LE NOUVEL HOMO
Quand pour l’Homo Sapiens, le désir fut venu
D’exploiter son savoir, de montrer son génie,
Il créa, inventa, bâtit sans retenue
Des usines par-là, des cathédrales ici.
Domestiquant moutons, bovins et dromadaires
Il plante graminées, légumes et futaies,
Apprend à se mouvoir, en mer et dans les airs,
Gaz, pétrole, charbon et électricité,
Et minéraux, de tout le voilà qui fait ventre,
Et l'atome, soumis, chauffera ses cités.
Bref, dans la nuit des temps jaillissant de son antre,
Il conquiert l’univers et sa diversité.
Vents et marée?

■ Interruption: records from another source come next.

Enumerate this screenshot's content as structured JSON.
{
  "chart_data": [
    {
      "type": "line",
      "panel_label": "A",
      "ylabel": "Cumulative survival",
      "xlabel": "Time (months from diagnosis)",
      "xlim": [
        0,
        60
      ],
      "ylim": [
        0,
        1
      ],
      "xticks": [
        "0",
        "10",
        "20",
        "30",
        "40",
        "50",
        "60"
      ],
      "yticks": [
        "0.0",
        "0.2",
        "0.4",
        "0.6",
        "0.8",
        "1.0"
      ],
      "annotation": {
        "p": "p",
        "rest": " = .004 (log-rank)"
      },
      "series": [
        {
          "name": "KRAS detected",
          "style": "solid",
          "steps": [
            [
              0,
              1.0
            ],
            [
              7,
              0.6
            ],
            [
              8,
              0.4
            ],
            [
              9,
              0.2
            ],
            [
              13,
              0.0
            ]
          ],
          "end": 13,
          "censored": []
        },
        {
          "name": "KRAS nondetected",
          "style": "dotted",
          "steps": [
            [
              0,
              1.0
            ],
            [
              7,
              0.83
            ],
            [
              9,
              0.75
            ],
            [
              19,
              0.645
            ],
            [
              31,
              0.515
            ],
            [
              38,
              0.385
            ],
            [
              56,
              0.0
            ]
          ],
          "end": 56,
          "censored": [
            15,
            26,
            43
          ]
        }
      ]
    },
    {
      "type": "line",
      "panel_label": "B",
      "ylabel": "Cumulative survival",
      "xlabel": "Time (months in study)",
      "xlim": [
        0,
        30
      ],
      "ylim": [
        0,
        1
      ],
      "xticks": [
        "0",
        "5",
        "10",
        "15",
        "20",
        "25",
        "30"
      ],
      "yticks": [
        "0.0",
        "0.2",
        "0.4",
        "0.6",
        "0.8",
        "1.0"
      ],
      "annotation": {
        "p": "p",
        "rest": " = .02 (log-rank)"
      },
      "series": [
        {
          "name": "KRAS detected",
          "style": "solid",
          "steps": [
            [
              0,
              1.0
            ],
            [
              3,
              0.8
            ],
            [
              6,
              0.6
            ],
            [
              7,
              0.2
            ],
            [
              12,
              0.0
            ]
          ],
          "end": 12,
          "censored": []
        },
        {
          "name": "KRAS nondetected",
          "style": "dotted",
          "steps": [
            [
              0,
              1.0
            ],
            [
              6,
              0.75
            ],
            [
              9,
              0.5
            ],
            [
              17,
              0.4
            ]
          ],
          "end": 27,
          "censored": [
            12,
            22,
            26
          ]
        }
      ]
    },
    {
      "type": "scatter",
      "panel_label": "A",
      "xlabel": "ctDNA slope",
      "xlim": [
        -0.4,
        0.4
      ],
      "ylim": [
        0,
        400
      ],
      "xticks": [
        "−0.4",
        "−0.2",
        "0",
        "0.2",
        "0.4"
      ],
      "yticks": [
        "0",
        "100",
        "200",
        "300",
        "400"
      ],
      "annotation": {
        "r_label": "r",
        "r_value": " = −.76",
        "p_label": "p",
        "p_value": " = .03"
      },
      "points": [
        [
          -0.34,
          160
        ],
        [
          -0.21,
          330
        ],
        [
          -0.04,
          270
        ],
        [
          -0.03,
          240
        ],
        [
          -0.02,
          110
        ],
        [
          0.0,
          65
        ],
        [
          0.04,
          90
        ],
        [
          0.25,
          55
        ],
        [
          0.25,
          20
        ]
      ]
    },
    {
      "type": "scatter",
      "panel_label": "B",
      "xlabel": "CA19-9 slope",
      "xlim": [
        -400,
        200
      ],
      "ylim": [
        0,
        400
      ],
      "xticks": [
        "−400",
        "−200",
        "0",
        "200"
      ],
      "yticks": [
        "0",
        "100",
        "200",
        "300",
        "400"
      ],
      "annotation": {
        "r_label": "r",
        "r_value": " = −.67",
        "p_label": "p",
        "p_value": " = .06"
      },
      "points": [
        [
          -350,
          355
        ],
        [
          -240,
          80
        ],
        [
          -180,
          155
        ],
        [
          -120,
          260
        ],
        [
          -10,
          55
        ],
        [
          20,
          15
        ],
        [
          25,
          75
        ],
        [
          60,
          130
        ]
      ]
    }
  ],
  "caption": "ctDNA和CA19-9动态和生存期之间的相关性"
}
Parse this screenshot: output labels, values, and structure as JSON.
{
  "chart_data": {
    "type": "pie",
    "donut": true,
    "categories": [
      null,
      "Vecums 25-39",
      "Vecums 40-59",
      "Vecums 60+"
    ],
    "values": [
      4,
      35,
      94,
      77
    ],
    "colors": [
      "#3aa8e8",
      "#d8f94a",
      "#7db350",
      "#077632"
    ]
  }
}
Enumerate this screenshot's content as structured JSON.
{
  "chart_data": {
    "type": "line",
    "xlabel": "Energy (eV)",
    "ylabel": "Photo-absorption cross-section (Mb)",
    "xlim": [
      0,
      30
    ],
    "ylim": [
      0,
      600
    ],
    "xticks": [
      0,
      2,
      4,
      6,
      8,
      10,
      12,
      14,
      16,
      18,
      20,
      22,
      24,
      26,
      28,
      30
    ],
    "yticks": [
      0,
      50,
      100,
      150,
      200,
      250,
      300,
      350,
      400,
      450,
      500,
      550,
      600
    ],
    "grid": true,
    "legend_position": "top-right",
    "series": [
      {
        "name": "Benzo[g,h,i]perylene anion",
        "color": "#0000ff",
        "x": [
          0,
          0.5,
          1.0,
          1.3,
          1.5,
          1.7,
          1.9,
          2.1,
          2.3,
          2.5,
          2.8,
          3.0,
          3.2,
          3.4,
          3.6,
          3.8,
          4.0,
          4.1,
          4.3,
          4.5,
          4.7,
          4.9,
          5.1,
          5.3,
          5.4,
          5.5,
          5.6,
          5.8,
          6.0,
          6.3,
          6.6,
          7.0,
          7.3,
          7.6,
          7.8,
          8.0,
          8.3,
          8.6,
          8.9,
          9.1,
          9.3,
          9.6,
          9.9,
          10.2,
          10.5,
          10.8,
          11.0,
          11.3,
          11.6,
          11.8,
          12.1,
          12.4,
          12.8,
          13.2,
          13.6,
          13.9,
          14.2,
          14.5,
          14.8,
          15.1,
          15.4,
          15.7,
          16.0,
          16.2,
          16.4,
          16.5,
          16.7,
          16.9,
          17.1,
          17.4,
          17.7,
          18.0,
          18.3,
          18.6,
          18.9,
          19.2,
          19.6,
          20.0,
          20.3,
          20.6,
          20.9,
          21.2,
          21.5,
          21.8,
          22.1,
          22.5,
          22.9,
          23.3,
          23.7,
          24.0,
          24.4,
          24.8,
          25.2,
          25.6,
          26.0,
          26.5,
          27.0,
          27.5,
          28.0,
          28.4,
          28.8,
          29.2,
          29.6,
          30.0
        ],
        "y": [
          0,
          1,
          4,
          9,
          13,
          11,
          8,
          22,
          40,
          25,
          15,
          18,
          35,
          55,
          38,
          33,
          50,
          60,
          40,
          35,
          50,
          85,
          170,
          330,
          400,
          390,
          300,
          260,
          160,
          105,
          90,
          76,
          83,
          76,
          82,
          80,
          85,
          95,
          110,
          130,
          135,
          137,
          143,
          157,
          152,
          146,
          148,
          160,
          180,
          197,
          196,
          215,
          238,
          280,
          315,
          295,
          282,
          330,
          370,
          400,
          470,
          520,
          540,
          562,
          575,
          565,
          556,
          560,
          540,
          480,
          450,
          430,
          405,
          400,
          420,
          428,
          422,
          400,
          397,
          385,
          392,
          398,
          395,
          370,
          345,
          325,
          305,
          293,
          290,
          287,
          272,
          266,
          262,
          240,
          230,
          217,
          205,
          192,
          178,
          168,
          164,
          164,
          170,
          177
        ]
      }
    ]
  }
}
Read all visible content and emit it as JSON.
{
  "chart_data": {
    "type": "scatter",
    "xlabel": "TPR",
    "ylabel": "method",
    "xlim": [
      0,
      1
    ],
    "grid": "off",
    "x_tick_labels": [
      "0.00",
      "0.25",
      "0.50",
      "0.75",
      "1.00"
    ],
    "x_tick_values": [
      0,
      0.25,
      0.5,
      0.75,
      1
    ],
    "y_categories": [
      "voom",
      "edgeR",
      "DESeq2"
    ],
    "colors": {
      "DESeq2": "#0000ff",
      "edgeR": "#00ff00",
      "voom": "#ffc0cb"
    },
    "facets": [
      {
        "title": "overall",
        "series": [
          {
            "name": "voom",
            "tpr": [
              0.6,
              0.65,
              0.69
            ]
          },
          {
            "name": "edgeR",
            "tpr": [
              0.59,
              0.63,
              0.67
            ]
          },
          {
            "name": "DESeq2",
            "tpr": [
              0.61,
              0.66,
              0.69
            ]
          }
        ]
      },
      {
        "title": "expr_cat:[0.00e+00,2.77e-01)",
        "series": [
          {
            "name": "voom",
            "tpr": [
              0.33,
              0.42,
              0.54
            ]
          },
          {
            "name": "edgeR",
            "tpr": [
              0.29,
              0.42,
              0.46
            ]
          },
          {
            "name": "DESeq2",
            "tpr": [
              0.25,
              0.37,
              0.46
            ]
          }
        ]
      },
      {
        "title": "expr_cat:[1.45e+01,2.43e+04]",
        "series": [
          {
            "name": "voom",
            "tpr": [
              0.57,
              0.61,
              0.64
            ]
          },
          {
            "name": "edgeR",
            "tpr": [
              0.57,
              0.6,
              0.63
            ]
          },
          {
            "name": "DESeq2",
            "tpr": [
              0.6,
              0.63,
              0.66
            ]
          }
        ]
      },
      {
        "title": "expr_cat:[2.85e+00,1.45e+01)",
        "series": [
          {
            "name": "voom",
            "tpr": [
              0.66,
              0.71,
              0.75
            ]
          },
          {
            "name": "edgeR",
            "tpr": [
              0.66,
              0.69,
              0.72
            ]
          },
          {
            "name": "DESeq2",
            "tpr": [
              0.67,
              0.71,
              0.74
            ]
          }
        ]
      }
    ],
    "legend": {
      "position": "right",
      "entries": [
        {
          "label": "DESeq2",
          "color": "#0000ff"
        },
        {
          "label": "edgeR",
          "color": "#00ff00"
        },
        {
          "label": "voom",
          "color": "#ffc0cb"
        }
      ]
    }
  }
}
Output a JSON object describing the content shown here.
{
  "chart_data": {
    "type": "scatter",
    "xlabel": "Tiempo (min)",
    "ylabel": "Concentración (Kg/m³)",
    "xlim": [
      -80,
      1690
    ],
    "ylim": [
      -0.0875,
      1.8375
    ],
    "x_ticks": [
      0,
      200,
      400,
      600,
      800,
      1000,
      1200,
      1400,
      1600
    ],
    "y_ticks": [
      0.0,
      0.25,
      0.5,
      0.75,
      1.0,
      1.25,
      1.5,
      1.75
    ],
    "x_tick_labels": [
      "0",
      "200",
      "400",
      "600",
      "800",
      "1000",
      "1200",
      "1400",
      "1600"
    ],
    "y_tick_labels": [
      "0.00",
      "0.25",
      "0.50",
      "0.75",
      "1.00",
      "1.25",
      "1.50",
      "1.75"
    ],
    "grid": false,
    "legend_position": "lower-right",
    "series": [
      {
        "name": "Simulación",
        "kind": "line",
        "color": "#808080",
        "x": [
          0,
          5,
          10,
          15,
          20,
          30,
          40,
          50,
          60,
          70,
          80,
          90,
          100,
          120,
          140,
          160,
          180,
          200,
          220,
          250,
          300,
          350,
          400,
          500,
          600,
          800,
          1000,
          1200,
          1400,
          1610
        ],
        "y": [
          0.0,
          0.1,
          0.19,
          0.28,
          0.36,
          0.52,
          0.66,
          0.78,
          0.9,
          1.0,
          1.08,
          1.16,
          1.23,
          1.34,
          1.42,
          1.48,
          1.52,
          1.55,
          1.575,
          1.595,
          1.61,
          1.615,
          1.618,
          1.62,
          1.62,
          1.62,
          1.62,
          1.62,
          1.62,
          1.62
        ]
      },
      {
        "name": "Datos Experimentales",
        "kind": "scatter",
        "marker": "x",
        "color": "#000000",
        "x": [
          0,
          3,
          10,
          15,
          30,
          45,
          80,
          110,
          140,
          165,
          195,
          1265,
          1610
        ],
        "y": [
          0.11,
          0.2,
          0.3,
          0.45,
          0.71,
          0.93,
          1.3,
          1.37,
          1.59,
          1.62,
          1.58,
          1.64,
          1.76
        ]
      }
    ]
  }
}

Il invente les éoliennes.
A l’affut de signaux électromagnétiques
Il étudie le ciel, l'immensité est sienne,
Et il donne de tout la version numérique.
Les sachants, les savants, les académiciens,
Emerveillés par un succès si peu banal,
Louangent le parcours fulgurant de Sapiens,
Et doctement déclarent mort Néandertal.
Le héros continue, étudie le génome,
L’infiniment petit, scrute les molécules,
Plus rien décidément n'arrêtera notre homme,
Il comprend tout, les quarks, les nanoparticules,
Le microbe se rend, la bactérie défaille,
Et puis soudain voilà qu'un triste animalcule
Un virus corona, pas plus gros qu'un détail,
Du fin fond de la Chine, asiate minuscule,
Envoie bouler Sapiens au bas du piédestal
D'où il gérait, faraud, ses petites affaires,
Et fait renaître en lui le frisson ancestral
L'angoisse irraisonnée et la terreur grégaire.
Lui qui maîtrisait tout avec technicité,
Balayant du revers de la main la Nature
Et dans l'aveuglement de sa folle fierté
De l'Environnement transformé en pâture
Nourrissant ses projets en toute liberté,
Le voilà ramené à proportion des choses
Et prié de savoir que lorsque trop on ose
Suit sans tarder une leçon d'humilité.